Buttons are used to fasten uniforms or simply as ornamentation to demonstrate rank. Military buttons are either fastened using a shank with a hollow protrusion at the back or through holes in the button itself. Materials used have included bone, wood, metal and plastic. Many military buttons from previous centuries are now highly collectable items.
Up until 1767, buttons in the British Army did not identify particular regiments. After this time, buttons were numbered to designate the wearer's regiment. Nowadays, each unit of the British army has its own pictorial regimental button made from materials such as horn, plastic and compressed leather. The smallest are found on caps and mess dress waistcoats. Medium-size buttons are used on parade uniforms while large buttons are fitted to greatcoats and officers' dress jackets. Under British military dress regulations, a button's diameter is measured in "lignes" or "lines," where 40L is equivalent to one inch.
United States Buttons
U.S. military buttons designate particular branches of the armed forces. Buttons bearing the likeness of an eagle, especially in gold, will have come from a naval uniform. The Coast Guard military button features an anchor, most commonly silver-coloured. Air Force buttons also feature an eagle, but this eagle will have stars surrounding it and be perched on top of a symbol of another eagle.
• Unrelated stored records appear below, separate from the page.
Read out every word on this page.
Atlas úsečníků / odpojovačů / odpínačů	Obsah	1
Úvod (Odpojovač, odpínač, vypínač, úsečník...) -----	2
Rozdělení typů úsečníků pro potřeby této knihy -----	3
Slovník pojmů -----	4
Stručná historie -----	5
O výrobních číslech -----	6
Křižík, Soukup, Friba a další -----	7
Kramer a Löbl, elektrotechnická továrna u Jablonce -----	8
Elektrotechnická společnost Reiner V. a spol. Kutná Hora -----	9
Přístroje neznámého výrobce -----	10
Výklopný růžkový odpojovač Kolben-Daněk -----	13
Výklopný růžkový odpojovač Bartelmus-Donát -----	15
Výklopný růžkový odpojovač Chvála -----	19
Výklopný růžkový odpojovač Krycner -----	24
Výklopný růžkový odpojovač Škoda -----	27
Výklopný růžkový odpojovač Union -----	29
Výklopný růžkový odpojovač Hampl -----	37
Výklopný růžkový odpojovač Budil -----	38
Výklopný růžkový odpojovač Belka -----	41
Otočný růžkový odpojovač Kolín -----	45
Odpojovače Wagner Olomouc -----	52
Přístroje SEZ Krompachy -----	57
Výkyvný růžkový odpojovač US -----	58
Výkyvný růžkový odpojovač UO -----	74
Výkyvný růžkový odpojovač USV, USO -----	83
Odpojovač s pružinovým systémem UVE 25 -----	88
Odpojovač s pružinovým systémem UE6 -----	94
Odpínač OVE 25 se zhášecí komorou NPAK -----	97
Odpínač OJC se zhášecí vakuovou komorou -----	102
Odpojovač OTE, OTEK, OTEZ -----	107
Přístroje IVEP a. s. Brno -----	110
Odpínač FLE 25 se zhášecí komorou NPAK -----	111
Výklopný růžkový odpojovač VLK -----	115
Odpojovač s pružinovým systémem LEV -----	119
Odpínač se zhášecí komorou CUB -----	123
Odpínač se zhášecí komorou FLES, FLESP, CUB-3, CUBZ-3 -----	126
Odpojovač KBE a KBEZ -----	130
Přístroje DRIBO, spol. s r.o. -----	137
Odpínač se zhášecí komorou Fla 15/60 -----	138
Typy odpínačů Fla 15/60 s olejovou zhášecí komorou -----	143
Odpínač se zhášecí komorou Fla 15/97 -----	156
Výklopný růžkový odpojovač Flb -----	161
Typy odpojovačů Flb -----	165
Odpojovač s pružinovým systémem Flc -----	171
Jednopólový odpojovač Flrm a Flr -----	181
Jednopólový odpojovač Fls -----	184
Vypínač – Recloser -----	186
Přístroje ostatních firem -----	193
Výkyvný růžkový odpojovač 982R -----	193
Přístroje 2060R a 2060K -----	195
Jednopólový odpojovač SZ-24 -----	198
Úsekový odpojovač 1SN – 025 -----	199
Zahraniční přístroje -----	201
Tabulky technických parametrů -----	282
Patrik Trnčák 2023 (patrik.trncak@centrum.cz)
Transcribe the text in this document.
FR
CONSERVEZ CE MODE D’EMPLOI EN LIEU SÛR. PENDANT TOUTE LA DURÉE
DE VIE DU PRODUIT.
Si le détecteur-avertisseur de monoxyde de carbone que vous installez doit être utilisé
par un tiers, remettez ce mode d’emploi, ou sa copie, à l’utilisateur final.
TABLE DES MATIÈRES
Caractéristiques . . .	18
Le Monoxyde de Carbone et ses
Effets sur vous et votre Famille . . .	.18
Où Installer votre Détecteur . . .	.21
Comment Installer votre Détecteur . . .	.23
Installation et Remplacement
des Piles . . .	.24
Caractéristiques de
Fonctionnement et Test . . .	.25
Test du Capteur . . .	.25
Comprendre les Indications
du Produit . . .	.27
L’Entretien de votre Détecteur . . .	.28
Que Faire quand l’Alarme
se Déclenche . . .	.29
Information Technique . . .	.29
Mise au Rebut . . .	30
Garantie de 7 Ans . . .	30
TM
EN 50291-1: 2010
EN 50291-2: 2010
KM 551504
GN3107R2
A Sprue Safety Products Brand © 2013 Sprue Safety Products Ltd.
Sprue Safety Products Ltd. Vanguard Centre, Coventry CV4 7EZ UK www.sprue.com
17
The eagles featured on Army buttons are relatively small and have symbols above their heads. The Marine Corps' eagle has a chain surrounding it with an anchor hanging off the end of it.
A large number of German troops were hired by the British to fight against the colonists during the American Revolution. Collectively referred to as "Hessians," these troops wore uniforms adorned with plain buttons that were flat-faced. The rear of the buttons featured a very pronounced boss, to which an iron wire eye was anchored. The buttons were made of a copper and zinc alloy known as tombac, or brass. Hessian buttons became increasingly common as the 18th century progressed.
Many French buttons feature the name of the French manufacturer on their backs. Buttons adorning the uniform of an officer in the Corps of Engineers are brass and feature a torso with a plumed helmet. In the 19th century, the silver-coloured marine and colonial button featured an anchor. Army officers wore buttons featuring a swirling circular pattern. Infantry soldiers wore buttons featuring numbers relating to their particular regiment.